As nations around the globe strive to improve air quality and reduce global warming, Brown said, it will be important to have a clearer understanding of how different pollution control strategies influence nighttime atmospheric chemistry.
The research team included scientists from Peking University and Sun Yat-sen University.
Wang, H., H. Wang, X. Lu, K. Lu, L. Zhang, Y.J. Tham, Z. Shi, K. Aikin, S. Fan, S.S. Brown, and Y. Zhang, Increased night-time oxidation over China despite widespread decrease across the globe, Nature Geoscience, doi:10.1038/s41561-022-01122-x, 2023.

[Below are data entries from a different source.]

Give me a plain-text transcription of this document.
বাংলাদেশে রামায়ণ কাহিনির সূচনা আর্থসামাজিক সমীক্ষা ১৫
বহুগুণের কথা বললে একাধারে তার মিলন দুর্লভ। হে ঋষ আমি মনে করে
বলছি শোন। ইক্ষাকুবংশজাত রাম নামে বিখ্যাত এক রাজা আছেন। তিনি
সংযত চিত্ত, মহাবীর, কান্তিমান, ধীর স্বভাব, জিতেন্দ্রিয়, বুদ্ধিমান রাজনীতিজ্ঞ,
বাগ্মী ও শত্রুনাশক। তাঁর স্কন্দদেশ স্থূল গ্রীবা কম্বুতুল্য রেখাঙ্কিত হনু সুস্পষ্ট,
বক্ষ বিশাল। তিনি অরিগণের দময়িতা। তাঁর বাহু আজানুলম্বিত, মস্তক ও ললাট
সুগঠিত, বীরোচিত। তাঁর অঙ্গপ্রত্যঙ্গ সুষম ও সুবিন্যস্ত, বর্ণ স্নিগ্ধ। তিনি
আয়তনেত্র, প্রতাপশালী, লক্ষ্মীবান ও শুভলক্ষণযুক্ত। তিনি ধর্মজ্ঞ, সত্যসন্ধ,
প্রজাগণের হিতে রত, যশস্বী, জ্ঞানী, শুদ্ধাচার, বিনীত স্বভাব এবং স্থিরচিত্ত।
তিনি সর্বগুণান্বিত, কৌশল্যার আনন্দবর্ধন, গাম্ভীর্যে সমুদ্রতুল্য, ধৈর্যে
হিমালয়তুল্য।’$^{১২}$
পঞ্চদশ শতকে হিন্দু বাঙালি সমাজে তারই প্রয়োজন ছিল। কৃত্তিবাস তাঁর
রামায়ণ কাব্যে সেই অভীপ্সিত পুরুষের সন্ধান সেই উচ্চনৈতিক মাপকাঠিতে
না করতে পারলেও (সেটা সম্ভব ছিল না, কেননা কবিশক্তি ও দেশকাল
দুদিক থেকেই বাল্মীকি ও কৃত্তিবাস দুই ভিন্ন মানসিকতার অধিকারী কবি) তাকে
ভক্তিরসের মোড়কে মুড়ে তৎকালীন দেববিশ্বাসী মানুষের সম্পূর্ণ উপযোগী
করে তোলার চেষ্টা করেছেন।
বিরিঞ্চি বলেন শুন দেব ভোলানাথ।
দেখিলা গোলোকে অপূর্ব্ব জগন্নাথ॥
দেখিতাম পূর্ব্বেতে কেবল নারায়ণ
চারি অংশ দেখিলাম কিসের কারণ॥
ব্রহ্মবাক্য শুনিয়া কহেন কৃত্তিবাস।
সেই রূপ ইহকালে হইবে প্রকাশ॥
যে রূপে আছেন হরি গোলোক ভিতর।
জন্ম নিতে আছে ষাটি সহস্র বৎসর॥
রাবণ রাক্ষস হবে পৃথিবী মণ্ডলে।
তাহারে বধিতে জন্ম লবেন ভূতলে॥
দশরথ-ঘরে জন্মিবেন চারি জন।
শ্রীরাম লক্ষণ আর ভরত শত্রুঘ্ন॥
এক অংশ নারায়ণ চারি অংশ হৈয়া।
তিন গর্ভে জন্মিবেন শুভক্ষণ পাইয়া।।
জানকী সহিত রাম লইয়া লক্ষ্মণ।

Nitrogen oxides (NOx = NO + NO2) emitted from combustion and natural sources are reactive gases that regulate the composition of Earth's atmosphere. Nocturnal oxidation driven by nitrate radicals is an important but poorly understood process in atmospheric chemistry, affecting the lifetimes of NOx and ozone and particulate pollution levels. Understanding the trends of nitrate radicals is important to formulating effective pollution mitigation strategies and understanding the influence of NOx on climate. Here we analyse publicly available monitoring data on NOx and ozone to assess production rates and trends of surface nitrate radicals from 2014 to 2021 across the globe. We show that nitrate radicals have undergone strong increases in China during 2014–2019 but exhibited modest decreases in the United States and the European Union. Accelerated night-time oxidation has shortened the lifetime of summer NOx in China by 30% during 2014–2019. This change will strongly affect ozone formation and has policy implications for the joint control of ozone and fine particulate pollution.